While methods vary, a typical change/innovation lab prototyping process may look something like the following:

  1. Design Brief – The prototype team drafts a description of the challenge, the types of outcomes they hope to see, and the key features of the response and/or constraints within which they operate.
  2. Observation and Research – The team spends time exploring the challenge they are trying to address and the systems in which these challenges are embedded. This may be accomplished in any number of ways including research, expert interviews, site visits, etc.
  3. Ideation and Selection – The team generates ideas that may be worth testing and selects those that will be tested as prototypes. Remember that not all ideas deserve to be prototyped. See How to select an idea for testing.
  4. Description of prototype – The team articulates a tangible and testable description of the model and prepares for implementation.
  5. Prepare evaluation plan – The team clearly outlines how it plans to test and evaluate the model during implementation.
  6. Implement/test and evaluate – Methods of testing and evaluation vary but may include; product testing with key stakeholders, focus grouping, or even Dragon’s Den-style examination by a panel of ‘investors’.
  7. Decide next steps: According to the results of evaluation, the prototype team may choose to discard the model, apply revisions and continue testing, graduate to a pilot, or go to scale.

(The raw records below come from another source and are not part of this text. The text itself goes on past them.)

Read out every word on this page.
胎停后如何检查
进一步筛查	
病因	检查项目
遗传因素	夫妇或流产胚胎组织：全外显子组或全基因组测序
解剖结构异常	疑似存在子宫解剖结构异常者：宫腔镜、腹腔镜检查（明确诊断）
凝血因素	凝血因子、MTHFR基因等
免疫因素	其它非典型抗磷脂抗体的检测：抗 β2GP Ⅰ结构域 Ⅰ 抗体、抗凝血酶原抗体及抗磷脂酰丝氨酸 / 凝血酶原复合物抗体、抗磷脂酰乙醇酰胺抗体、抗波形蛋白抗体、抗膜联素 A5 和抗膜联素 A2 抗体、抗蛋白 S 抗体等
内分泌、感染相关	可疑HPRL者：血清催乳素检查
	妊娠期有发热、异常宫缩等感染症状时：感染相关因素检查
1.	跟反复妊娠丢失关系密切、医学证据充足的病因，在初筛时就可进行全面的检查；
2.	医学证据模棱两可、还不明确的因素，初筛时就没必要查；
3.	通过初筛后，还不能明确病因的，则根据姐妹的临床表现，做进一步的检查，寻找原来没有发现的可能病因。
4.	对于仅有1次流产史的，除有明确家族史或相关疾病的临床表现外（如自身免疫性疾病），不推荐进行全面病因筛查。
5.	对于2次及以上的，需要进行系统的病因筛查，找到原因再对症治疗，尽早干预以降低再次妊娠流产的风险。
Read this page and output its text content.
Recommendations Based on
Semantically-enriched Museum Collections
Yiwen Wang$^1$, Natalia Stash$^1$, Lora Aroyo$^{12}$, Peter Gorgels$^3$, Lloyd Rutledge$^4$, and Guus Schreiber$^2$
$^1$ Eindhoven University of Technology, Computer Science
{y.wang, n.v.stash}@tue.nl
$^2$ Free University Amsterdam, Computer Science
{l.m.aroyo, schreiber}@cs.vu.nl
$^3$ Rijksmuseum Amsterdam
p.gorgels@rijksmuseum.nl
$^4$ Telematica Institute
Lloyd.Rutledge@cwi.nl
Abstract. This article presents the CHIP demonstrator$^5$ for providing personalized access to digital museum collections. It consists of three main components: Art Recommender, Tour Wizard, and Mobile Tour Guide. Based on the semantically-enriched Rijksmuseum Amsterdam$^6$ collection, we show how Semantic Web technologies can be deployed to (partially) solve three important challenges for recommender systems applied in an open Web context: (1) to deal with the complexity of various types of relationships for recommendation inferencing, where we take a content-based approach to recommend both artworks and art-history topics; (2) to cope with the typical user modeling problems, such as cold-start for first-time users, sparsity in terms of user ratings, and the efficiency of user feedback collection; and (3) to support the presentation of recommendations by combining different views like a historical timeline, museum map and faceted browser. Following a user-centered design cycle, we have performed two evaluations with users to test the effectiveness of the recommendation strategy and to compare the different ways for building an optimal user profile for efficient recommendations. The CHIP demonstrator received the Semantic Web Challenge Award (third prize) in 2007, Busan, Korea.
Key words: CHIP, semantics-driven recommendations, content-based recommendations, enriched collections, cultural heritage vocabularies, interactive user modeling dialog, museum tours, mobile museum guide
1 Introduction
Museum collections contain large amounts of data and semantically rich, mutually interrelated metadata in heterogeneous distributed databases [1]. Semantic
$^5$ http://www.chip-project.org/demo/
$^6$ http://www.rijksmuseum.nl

Prototyping for a Sustainability Transition Lab

This month the Energy Futures Lab Fellows will convene for the second time. During their first gathering in November, they identified 8 ideas that they wanted to prototype and formed groups to begin the process. At next week’s session, they will take stock of their learnings and identify new ideas for prototyping.

With what is facing Alberta’s energy system today, it’s tempting to want to launch initiatives that seem like no-brainers as fast as possible. If the Fellows share any unifying characteristic it is that they are all extremely action-oriented doers. The facilitators of this session may face a bit of a challenge in harnessing the energy of such a group for the testing and evaluation process.

But the truth is that just about any idea, especially those being launched into extremely complex systems, can be improved and refined through thoughtful and robust (but at the same time quick and inexpensive) testing and revision.

I can’t wait to see what comes out on the other end.

Tyler Seed is a communications professional and writer for the Natural Step Canada. He holds a Master’s degree in Strategic Leadership Towards Sustainability from Blekinge Tekniska Högskola in Sweden.